Mean absolute error performance function
perf = mae(E,Y,X,FP)
mae is a network performance function. It measures network performance as the mean of absolute errors.
perf = mae(E,Y,X,FP) takes E and optional function parameters,
Matrix or cell array of error vectors
Matrix or cell array of output vectors (ignored)
Vector of all weight and bias values (ignored)
Function parameters (ignored)
and returns the mean absolute error.
dPerf_dx = mae('dx',E,Y,X,perf,FP) returns the derivative of perf with respect to X.
info = mae('code') returns useful information for each code string:
mae('name') returns the name of this function.
mae('pnames') returns the names of the training parameters.
mae('pdefaults') returns the default function parameters.
Create and configure a perceptron to have one input and one neuron:
net = perceptron; net = configure(net,0,0);
The network is given a batch of inputs P. The error is calculated by subtracting the output A from target T. Then the mean absolute error is calculated.
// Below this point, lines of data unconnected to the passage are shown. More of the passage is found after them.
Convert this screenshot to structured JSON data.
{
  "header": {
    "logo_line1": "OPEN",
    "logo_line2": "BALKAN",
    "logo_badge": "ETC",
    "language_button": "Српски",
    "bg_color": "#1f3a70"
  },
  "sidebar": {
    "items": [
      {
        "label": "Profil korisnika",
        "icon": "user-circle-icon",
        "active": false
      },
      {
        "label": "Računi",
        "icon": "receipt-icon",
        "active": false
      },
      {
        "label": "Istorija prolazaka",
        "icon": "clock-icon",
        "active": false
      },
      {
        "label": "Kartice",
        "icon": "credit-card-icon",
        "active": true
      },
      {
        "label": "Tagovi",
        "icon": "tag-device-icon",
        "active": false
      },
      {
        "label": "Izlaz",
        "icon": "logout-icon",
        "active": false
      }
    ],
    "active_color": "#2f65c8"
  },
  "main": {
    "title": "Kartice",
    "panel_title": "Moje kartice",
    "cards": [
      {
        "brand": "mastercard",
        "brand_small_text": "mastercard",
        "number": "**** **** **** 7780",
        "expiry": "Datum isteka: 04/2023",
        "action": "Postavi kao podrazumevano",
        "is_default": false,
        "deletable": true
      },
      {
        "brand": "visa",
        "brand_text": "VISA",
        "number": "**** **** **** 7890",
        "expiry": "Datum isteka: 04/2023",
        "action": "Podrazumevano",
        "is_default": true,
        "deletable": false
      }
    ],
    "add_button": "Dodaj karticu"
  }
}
p = [-10 -5 0 5 10]; t = [0 0 1 1 1]; y = net(p) e = t-y perf = mae(e)
Note that mae can be called with only one argument because the other arguments are ignored. mae supports those arguments to conform to the standard performance function argument list.
You can create a standard network that uses mae with perceptron.
To prepare a custom network to be trained with mae, set net.performFcn to 'mae'. This automatically sets net.performParam to the empty matrix , because mae has no performance parameters.
In either case, calling train or adapt, results in mae being used to calculate performance.